In her lawsuit, Mary accused Trump and his siblings — her aunt Maryanne Trump Barry and the estate of her late uncle Robert Trump — of fraudulently swindling her out of her family inheritance through her late father, Fred, the eldest Trump brother, who died in 1999.

"Fraud was not just the family business," she wrote in the lawsuit. "It was a way of life."

Trump has said he did nothing wrong.

Trump Inauguration
Donald Trump in 2017. Donald Trump is sworn in as the 45th president of the United States as Melania Trump looks on during the 58th Presidential Inauguration at the U.S. Capitol in Washington, Friday, Jan. 20, 2017. (AP Photo/Andrew Harnik)

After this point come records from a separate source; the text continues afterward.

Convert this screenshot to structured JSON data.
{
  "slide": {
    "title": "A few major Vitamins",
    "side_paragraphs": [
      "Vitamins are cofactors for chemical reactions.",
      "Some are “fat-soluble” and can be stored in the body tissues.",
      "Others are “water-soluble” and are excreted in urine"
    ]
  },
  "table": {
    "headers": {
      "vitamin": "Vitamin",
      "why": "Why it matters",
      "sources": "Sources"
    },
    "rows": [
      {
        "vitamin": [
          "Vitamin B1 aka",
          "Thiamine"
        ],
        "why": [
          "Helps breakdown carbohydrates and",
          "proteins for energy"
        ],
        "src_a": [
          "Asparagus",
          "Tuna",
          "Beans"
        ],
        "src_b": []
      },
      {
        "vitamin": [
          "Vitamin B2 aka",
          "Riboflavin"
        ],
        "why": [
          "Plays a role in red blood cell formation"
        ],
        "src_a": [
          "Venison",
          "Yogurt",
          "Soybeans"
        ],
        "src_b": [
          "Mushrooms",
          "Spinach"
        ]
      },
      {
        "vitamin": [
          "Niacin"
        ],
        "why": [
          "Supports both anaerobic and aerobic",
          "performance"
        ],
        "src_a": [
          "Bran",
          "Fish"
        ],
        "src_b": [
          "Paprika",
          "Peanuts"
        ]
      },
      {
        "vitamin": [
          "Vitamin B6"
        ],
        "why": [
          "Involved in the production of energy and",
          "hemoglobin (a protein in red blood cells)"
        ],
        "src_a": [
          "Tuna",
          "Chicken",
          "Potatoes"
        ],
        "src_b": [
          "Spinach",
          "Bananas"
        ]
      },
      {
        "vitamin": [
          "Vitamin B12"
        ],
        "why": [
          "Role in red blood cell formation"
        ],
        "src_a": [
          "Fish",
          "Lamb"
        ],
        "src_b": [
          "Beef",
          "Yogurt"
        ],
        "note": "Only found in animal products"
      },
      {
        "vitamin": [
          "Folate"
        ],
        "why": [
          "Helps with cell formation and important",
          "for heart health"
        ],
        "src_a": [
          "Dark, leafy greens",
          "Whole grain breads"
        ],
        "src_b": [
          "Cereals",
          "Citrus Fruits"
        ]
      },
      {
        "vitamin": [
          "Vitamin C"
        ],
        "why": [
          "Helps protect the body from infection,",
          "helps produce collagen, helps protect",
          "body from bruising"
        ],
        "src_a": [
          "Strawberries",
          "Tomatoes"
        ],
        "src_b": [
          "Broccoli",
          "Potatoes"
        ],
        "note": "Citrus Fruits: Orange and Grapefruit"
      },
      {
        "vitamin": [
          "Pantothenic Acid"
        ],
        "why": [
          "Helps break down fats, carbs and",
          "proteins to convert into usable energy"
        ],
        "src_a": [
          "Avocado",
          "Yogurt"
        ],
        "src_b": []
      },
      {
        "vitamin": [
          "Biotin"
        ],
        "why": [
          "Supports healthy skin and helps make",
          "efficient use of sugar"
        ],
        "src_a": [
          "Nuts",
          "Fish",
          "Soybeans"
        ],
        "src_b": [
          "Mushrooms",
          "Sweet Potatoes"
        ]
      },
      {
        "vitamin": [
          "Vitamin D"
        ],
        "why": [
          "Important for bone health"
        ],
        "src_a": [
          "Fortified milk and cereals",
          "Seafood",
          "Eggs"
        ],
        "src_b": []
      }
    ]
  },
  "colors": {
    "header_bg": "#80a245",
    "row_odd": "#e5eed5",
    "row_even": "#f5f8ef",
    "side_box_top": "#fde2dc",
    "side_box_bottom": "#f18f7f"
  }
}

There are yet other investigations, however: D.C. Attorney General Karl Racine filed a lawsuit filed last month against Trump's 2017 inaugural committee and the Trump Organization for allegedly overcharging the committee for use of the Trump Hotel in D.C. during the festivities, NBC News reported.

After the district called Ivanka Trump, the former president's daughter and senior adviser, in for a legal deposition last December, the attorney general filed a lawsuit in January charging the committee in a scheme to "grossly overpay" more than $1 million for the use of a ballroom at the Trump Hotel, during the inaugural events.

The Trump Organization maintains no wrongdoing, while Racine's lawsuit read: "District law requires nonprofits to use their funds for their stated public purpose, not to benefit private individuals or companies," adding that the district is "seeking to recover the nonprofit funds that were improperly funneled directly to the Trump family business."

Ivanka has suggested prosecutors are targeting the Trumps because of politics and that the investigation, and her five-hour deposition, was born out of "vindictiveness" and were a "waste of taxpayer dollars."